III. Alternating Physical Custody
[¶14] Kathryn Lukens and the Intervenors contend the court's alternating physical custody award is clearly erroneous.
[¶15] "Alternating custody orders are often disapproved by the courts." 2 Sandra Morgan Little, Child Custody and Visitation Law and Practice § 13.04. "Infants and preschool children have special needs, generally commanding special attention from the courts. Awards rotating the residence of a very young child are presumptively not in the child's best interests and absent some justification will be reversed." Id. at § 13.06. We have recognized it is not in the best interests of a child to unnecessarily change custody or to bandy the child back and forth between parents, but we have also concluded split or alternating custody is not per se erroneous. Kaloupek v. Burfening, 440 N.W.2d 496, 497 (N.D. 1989). To sustain such a custody arrangement, "the district court's findings must support a conclusion that alternating custody is in the best interests of the child." Kasprowicz v. Kasprowicz, 1998 ND 68, ¶ 15, 575 N.W.2d 921. "[T]o support an alternating custody arrangement, we require a factual finding it is in the child's best interest, 'because it is generally not in the child's best interests to be bandied back and forth between parents in a rotating physical custody arrangement.' Kasprowicz v. Kasprowicz, 1998 ND 68, ¶ 15, 575 N.W.2d 921." Jarvis v. Jarvis, 1998 ND 163, ¶ 35, 584 N.W.2d 84.

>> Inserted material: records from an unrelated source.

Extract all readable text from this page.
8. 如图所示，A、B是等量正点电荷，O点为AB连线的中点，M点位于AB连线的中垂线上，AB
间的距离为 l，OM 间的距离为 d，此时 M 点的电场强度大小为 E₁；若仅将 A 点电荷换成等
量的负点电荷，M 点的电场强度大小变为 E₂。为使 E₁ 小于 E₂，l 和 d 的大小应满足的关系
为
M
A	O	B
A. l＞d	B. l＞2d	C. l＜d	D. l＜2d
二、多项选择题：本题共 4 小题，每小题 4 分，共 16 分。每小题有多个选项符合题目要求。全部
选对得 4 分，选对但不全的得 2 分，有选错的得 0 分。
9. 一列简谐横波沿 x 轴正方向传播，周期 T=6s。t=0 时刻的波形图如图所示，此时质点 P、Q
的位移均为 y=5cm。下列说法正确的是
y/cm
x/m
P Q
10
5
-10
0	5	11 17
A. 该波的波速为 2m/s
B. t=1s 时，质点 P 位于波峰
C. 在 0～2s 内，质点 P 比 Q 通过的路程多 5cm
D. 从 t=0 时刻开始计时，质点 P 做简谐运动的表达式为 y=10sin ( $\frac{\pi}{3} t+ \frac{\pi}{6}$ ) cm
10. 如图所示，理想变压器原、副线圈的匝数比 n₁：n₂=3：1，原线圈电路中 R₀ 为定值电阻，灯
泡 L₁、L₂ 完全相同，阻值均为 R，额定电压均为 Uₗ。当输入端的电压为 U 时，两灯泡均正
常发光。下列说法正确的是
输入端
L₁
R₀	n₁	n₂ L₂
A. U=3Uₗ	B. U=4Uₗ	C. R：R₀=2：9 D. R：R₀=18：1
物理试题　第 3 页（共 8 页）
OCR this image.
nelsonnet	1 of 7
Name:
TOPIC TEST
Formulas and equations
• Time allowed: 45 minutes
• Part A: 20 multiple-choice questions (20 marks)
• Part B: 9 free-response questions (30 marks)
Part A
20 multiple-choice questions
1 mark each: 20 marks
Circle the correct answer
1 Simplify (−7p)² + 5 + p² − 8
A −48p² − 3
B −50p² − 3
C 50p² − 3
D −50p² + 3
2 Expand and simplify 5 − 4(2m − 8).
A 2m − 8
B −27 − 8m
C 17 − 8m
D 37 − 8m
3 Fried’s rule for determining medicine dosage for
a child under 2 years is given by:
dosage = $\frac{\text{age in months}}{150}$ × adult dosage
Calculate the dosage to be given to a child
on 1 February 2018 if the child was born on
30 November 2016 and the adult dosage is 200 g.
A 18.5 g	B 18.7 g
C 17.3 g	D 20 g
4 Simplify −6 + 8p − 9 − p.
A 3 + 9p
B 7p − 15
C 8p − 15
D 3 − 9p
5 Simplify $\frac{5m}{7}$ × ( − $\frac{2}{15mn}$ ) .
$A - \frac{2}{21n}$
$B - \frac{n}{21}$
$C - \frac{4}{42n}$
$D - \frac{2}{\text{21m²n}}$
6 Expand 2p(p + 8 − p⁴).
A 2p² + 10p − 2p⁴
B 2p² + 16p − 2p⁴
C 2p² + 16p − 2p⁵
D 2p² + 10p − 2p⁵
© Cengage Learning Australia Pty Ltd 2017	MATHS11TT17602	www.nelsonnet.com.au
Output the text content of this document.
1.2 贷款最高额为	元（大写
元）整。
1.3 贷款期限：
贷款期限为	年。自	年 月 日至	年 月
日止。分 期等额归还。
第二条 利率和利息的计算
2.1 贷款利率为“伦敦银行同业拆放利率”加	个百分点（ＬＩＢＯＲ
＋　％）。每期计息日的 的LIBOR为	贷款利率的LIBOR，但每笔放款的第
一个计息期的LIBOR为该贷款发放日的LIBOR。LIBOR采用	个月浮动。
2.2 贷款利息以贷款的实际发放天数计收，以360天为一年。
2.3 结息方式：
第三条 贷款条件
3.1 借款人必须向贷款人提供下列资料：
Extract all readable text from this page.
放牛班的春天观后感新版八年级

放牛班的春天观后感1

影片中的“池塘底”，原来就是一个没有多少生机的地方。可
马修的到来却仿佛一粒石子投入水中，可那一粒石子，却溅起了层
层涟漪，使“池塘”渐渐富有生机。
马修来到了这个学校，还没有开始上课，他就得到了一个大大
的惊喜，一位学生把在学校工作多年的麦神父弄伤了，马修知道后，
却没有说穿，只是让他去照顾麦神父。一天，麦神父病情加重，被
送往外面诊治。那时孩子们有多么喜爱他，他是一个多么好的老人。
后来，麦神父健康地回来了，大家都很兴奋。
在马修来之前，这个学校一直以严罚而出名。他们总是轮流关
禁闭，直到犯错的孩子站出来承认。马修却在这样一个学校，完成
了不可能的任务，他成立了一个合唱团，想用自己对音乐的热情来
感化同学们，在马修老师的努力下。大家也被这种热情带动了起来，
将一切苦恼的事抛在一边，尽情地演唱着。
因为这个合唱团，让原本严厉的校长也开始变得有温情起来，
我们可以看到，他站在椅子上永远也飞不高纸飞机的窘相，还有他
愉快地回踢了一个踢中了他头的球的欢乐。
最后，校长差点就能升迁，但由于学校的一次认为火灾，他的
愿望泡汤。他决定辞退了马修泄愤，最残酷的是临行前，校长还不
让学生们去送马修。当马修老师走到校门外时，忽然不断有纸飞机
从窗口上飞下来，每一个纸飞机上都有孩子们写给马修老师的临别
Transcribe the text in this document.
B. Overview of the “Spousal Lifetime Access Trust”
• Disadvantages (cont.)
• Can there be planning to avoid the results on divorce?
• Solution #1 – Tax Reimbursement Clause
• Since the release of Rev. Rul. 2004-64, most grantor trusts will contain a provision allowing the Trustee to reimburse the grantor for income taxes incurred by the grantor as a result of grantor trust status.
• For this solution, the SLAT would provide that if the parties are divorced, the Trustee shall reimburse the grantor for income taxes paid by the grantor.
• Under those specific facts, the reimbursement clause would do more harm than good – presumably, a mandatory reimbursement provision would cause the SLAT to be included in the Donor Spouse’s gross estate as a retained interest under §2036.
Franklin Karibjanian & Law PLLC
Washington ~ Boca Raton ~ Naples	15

[¶16] The trial court's purpose in ordering alternating physical custody of Hunter was to force the parents "to assume the responsibilities of parenthood," "encourage and assist the parties in re-opening direct communication lines between each other with Hunter's long term best interests at heart," and to allow both parents to "share equally in Hunter's nurturing, care and upbringing." Those goals, however, can be substantially achieved with less disruption in Hunter's care by granting one of the parents primary physical custody and granting the other parent liberal visitation. The trial court did not make findings indicating its alternating physical custody arrangement was in the best interest of the child. As in Kasprowicz v. Kasprowicz, 1998 ND 68, ¶ 15, 575 N.W.2d 921, we must, therefore, "remand for reconsideration and further findings in light of this opinion."
[¶17] The judgment is affirmed to the extent it denied the Intervenors' motion for custody. The judgment is reversed to the extent it awarded the parents alternating physical custody, and the matter is remanded for reconsideration and further findings of fact.
|[¶18]||William A. Neumann|
Mary Muehlen Maring
Dale V. Sandstrom
Gerald W. VandeWalle, C.J.
[¶19] The Honorable Carol Ronning Kapsner was not a member of the Court when this case was heard and did not participate in this decision.